There is a virtual boom in face masks. From ordinary ones to hi-tech ones that monitor vital signs, filter filthy air and even translate speech into other languages, there is a plehora of them out there! As masks become the norm worldwide, tech companies and researchers are rolling out weird and wonderful models to both guard against infection and cash in on a growing trend, reported Economic Times (ET) quoting AFP.

​Mask that translates

Japan’s start-up Donut Robotics has created the “C-Face” mask that works by transmitting a wearer’s speech to a smartphone via an app, and allows people to have a conversation while keeping up to 10 metres (32 feet) apart. “Despite the coronavirus, we sometimes need to meet directly with each other,” Donut Robotics chief executive Taisuke Ono told AFP.

Benefitting doctors

The lightweight silicone device could have immediate benefits for people such as doctors who want to communicate with patients from a distance, the company said.
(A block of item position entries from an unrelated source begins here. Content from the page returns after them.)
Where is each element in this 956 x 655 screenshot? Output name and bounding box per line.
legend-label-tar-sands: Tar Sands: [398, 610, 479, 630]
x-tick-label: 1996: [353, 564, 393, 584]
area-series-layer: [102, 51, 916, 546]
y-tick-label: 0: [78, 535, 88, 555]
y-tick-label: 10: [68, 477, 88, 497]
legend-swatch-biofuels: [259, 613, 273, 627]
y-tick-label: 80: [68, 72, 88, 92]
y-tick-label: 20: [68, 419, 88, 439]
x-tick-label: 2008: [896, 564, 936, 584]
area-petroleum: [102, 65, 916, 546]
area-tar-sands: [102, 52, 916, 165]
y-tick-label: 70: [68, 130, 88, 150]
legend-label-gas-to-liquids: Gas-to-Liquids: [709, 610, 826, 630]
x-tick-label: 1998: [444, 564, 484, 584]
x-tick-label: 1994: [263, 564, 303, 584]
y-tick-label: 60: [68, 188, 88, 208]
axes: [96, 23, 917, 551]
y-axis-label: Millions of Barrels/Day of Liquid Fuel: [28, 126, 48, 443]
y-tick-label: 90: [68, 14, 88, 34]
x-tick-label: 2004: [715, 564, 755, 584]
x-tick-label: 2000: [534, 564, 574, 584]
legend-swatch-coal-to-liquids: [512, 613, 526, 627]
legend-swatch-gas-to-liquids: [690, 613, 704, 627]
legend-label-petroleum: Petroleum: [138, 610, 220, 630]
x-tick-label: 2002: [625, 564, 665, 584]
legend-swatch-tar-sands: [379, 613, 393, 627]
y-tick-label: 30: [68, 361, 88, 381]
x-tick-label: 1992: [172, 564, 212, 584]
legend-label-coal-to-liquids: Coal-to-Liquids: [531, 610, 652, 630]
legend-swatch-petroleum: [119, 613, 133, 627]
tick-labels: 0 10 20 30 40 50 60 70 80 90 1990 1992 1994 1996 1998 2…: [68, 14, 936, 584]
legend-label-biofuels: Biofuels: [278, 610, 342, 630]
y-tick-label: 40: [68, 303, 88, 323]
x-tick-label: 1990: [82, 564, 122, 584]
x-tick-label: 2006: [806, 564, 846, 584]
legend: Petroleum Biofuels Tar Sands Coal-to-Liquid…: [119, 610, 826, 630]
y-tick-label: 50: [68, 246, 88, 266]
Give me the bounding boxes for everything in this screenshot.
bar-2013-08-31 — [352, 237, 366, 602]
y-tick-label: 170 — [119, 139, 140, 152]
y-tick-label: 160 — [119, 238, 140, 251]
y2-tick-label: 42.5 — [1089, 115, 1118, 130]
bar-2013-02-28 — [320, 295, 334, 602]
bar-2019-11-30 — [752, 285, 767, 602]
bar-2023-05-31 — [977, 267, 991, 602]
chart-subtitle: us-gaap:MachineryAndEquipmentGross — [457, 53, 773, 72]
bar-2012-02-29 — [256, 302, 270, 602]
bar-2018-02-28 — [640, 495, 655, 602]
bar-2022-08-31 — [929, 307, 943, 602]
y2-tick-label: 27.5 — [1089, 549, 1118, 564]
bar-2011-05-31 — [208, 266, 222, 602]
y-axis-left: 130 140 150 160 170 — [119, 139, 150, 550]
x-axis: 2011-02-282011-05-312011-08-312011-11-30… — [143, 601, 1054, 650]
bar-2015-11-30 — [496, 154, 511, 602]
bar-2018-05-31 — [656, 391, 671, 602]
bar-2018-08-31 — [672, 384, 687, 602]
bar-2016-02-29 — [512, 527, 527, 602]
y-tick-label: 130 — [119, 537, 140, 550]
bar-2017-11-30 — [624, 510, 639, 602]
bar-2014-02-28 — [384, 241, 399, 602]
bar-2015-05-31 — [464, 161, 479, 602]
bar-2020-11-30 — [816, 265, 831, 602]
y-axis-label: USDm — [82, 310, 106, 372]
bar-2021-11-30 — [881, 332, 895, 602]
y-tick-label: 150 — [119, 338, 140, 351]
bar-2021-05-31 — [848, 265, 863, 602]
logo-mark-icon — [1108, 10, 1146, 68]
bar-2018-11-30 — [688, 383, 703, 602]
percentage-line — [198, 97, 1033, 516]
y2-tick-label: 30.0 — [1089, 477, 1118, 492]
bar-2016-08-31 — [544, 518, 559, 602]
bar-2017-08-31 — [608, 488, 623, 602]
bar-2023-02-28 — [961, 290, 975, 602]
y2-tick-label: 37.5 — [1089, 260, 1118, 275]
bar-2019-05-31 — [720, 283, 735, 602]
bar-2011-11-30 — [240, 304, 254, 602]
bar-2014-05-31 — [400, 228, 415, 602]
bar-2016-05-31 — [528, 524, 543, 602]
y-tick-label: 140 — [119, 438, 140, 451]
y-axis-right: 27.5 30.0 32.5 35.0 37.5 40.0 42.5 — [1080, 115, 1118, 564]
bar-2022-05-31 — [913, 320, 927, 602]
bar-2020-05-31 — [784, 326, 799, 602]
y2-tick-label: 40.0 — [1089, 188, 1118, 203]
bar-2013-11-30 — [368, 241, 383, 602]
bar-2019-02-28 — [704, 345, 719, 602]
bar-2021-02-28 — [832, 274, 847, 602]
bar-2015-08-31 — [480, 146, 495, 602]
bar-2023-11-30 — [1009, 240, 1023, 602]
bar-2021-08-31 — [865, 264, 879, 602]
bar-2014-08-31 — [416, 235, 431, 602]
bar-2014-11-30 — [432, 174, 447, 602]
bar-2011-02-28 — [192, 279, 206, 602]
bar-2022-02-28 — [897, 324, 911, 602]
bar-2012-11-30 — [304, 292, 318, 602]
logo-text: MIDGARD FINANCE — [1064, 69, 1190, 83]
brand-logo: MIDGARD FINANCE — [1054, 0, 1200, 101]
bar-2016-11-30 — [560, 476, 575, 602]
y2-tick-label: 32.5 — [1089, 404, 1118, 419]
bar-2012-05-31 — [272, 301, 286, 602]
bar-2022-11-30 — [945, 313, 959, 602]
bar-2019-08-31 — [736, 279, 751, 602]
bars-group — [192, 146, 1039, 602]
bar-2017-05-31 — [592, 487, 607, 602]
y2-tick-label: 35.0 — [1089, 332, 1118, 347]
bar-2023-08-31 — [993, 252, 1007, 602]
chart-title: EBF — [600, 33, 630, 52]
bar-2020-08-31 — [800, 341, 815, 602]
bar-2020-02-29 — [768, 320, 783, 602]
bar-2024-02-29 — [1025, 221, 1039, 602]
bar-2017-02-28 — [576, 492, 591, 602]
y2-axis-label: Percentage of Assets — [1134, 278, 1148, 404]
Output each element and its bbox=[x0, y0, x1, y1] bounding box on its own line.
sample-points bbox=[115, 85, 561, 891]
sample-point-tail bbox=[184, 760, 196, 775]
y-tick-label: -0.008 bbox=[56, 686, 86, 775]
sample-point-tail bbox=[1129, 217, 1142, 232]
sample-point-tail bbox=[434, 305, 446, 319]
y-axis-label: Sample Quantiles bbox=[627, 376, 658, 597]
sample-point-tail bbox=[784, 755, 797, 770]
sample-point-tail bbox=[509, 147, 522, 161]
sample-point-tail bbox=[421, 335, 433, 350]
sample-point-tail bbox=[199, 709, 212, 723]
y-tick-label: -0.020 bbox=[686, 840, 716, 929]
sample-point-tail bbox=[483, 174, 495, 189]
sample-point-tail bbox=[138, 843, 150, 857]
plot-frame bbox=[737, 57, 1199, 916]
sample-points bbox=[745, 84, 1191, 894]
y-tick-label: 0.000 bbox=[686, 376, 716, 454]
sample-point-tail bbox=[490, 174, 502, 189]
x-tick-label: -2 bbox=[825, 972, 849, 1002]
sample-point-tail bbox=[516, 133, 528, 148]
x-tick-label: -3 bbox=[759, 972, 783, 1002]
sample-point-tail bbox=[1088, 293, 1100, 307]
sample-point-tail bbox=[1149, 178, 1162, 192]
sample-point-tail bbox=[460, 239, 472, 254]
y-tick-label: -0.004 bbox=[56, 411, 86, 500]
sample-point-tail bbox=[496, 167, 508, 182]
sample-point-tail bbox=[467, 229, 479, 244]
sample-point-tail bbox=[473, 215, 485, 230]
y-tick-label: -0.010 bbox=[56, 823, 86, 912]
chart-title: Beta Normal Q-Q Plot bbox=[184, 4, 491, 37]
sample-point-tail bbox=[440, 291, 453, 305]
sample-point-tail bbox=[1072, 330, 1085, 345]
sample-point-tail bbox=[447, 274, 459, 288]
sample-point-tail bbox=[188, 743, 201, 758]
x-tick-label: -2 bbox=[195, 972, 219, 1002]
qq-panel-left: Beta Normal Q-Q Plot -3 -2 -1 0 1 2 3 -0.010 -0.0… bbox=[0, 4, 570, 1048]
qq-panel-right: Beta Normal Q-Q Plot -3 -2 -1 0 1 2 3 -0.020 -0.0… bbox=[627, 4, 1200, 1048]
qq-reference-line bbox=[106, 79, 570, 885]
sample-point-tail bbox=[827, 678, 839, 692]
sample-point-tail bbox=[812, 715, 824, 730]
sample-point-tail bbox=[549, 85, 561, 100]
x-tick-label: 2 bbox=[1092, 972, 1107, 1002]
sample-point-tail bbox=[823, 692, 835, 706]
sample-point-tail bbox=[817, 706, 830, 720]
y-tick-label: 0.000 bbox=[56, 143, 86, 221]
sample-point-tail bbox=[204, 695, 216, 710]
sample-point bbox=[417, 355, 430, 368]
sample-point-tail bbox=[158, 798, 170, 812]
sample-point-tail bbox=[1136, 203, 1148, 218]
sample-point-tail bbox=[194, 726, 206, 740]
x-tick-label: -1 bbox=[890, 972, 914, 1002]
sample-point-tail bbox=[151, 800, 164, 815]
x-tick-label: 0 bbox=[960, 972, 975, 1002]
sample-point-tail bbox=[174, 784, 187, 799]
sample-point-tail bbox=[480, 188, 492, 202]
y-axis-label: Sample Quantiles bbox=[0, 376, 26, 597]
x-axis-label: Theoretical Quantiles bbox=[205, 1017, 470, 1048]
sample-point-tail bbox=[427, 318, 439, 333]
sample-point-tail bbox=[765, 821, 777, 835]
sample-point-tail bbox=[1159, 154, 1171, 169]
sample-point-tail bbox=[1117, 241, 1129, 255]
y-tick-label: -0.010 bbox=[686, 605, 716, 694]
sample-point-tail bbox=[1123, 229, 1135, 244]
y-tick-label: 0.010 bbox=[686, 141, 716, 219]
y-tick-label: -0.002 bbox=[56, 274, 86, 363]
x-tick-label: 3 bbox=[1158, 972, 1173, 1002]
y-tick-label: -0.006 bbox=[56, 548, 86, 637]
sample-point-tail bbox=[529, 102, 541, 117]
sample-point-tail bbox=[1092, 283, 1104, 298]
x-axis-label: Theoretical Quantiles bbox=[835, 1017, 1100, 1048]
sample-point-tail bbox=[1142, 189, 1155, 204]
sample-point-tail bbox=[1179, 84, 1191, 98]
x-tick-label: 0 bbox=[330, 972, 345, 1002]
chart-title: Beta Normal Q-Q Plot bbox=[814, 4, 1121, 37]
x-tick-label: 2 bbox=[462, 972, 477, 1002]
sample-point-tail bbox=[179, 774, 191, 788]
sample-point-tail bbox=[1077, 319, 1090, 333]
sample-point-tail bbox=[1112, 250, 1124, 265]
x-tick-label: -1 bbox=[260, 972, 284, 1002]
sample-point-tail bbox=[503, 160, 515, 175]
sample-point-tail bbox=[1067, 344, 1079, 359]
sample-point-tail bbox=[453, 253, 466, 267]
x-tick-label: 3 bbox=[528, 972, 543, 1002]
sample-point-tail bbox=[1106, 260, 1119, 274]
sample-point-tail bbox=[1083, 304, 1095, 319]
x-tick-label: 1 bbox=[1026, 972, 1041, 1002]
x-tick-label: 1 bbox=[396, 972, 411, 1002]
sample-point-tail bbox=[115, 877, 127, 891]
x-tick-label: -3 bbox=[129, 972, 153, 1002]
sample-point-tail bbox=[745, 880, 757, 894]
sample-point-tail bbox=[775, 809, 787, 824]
It can translate speech from Japanese into English, Korean and other languages. But it does not offer protection from COVID-19 on its own, and is designed to be worn over a regular face covering when it goes on sale in February for about 4,000 yen ($40), the report said.

Monitoring vital-signs

This face mask developed in Singapore protects medics treating COVID-19 patients. It has sensors that monitors body temperature, heart rate, blood pressure and blood oxygen levels, besides relaying data to a smartphone via a Bluetooth transmitter. “Many of these frontline workers will be exposed to patients when they are taking their vital signs,” Loh Xian Jun, one of the scientists behind the invention, told AFP. Its inventors say the device could also monitor vital signs of migrant workers in crowded dormitories, which incubated massive virus outbreaks in the city-state this year.

Protecting from pollution

South Korea’s LG Electronics has developed an air purifier mask for those seeking to combat the effects of pollution in smog-choked cities. The futuristic white device fits snugly around the wearer’s mouth, nose and chin and is equipped with two filters on either side and fans to aid airflow. The filters are similar to those in the company’s home air purifiers, and can block 99.95 percent of harmful particles.